Attacking Cancer With Light-Controlled Bacteria?

As a possible new anticancer strategy, synthetic biologists have engineered bacteria to secrete a toxic protein that kills surrounding cells when exposed to blue or red light (ACS Synth. Biol. 2014, DOI: 10.1021/sb400174s). These bacteria could someday help doctors specifically attack cancer cells and limit damage to healthy ones, the researchers say.

Conventional cancer drugs often kill healthy cells along with malignant ones, leading to serious side effects. Also, it is difficult to control the dose of drug that actually gets to the cancer cells. Some researchers think that nonpathogenic bacteria could help with these problems. They see the microbes as good vehicles for drug delivery because they can easily manipulate the bacteria’s genetic circuitry to express proteins that seek out cancer cell targets and trigger cell death. Moreover, some strains of bacteria naturally find and penetrate solid tumors, possibly because they prefer the tumor’s acidic microenvironment.
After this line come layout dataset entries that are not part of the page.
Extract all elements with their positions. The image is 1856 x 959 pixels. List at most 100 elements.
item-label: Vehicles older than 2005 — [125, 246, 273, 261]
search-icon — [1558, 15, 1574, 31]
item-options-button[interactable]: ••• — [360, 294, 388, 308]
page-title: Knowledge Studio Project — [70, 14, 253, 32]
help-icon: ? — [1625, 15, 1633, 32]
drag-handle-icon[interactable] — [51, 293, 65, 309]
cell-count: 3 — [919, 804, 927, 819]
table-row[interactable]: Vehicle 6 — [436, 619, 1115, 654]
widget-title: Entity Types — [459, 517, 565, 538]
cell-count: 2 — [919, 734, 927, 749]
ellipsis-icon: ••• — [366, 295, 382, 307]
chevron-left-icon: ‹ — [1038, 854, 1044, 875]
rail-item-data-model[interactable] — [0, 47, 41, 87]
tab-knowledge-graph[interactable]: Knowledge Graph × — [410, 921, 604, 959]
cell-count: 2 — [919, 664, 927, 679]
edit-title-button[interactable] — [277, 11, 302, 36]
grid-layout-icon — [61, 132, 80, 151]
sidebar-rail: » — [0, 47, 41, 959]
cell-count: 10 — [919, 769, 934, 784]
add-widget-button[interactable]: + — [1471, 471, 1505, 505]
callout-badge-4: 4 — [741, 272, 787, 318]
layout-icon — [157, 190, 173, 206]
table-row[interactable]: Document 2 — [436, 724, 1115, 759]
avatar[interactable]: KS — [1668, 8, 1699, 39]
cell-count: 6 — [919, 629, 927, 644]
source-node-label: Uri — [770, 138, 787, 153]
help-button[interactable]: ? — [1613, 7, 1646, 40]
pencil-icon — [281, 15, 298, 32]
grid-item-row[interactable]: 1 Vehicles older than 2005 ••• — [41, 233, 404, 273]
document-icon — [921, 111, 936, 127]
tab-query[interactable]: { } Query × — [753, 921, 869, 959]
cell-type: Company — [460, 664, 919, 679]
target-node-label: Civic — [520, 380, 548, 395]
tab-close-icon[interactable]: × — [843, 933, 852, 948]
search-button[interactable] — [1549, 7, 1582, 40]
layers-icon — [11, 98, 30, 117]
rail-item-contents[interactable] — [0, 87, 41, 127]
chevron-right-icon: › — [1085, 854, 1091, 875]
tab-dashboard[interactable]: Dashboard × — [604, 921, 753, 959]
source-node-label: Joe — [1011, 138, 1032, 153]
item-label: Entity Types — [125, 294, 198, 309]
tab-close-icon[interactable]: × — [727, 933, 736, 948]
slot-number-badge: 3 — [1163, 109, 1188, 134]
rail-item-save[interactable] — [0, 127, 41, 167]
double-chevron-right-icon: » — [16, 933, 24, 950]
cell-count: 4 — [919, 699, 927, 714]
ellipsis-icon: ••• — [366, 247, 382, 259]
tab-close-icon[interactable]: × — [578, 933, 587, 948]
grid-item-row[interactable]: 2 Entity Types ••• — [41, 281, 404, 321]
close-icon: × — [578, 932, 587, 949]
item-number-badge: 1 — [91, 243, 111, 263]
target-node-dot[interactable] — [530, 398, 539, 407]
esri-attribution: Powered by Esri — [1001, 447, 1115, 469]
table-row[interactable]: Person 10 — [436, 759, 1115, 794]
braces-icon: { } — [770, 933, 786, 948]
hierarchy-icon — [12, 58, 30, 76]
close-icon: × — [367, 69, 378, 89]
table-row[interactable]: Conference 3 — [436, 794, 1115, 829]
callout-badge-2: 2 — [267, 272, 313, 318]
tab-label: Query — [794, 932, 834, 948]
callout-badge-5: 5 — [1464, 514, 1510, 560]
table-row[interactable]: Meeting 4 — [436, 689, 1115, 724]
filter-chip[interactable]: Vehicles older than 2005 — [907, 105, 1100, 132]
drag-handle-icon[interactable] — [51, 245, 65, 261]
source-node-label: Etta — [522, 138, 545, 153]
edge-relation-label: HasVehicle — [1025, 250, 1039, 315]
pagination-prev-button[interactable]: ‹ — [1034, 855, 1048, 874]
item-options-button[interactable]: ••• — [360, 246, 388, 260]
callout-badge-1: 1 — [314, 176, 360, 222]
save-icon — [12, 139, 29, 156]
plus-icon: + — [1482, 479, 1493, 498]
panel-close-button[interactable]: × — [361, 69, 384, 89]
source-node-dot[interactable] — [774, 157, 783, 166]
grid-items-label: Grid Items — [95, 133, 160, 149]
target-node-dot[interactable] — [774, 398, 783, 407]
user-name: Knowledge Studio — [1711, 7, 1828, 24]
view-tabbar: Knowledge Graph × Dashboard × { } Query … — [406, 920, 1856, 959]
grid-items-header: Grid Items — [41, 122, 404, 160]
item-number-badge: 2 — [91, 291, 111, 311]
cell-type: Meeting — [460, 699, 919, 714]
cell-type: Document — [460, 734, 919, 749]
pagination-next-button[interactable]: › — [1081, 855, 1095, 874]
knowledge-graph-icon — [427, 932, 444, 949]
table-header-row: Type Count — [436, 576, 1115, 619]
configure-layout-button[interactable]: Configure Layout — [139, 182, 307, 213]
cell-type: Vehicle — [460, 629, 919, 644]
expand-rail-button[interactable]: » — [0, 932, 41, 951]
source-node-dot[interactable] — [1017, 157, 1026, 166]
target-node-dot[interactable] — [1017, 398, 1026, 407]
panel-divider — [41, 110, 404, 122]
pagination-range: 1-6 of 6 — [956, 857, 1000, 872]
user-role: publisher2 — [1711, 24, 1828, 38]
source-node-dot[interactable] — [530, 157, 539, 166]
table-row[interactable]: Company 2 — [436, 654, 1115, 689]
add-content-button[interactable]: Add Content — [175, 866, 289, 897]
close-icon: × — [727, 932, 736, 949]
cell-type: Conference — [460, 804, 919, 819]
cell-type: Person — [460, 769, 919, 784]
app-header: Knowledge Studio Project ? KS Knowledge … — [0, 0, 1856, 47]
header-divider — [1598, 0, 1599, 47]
However, to make the strategy work, synthetic biologists need to design ways to trigger the bacteria to release their toxic payload when they reach the tumor. Researchers at the University of Pennsylvania, led by Jordan S. Miller and Casim A. Sarkar, decided to use light as a trigger. The team, which included four undergraduate students, undertook this research as part of the 2012 International Genetically Engineered Machine (iGEM) competition, an international synthetic biology competition for undergraduates. For this work, they won the grand prize in the Americas East division of the competition.

The team chose the toxin cytolysin A (ClyA) as the cell-killing payload for their bacteria. When bacteria secrete ClyA, the toxin pokes holes in nearby mammalian cells, causing them to break apart, or lyse. As an anticancer therapy, doctors would inject patients with the engineered bacteria and then shine a light directly on their tumors to initiate cell lysis, says Miller, who is now at Rice University.

The researchers placed the gene for the toxin into a circular piece of DNA called a plasmid. This plasmid included DNA that triggers the expression of the ClyA gene when the bacteria are exposed to blue light.

After inserting the plasmid into Escherichia coli, the scientists plated the microbes on agar plates containing sheep’s blood. When the team placed the plates under blue light, the bacteria secreted their payloads and the toxins destroyed nearby sheep blood cells, as evidenced by clear halos surrounding the bacterial colonies on the red plates. No lysis occurred when the researchers incubated the plates in the dark or when the plasmids contained a gene for a nontoxic protein.

The amount of protein released by the microbes depended on the illumination time. Doctors could potentially exploit this feature to deliver the minimal amount of ClyA needed to treat a particular tumor and minimize toxic side effects, the researchers say.

Finally, because red light penetrates tissues deeper than blue light, the team also cloned the ClyA gene into a red-light-responsive plasmid. This plasmid worked similarly to the blue-light one.

Despite the promising results, Miller stresses that much work remains before the therapeutic bacteria are ready for the clinic, including testing the bacteria in animals.

“This is a clever idea, but the potential for putting it to use in vivo is a bit unclear at this point,” says Kevin H. Gardner at the City College of New York and the City University of New York Advanced Science Research Center. In particular, it will be important for the researchers to fine-tune the expression levels of the toxin and to investigate how quickly the system can be shut off after activation, he says. However, Gardner is impressed that the team of undergrads was able to get a complicated light-activated genetic circuit up and running in a single summer.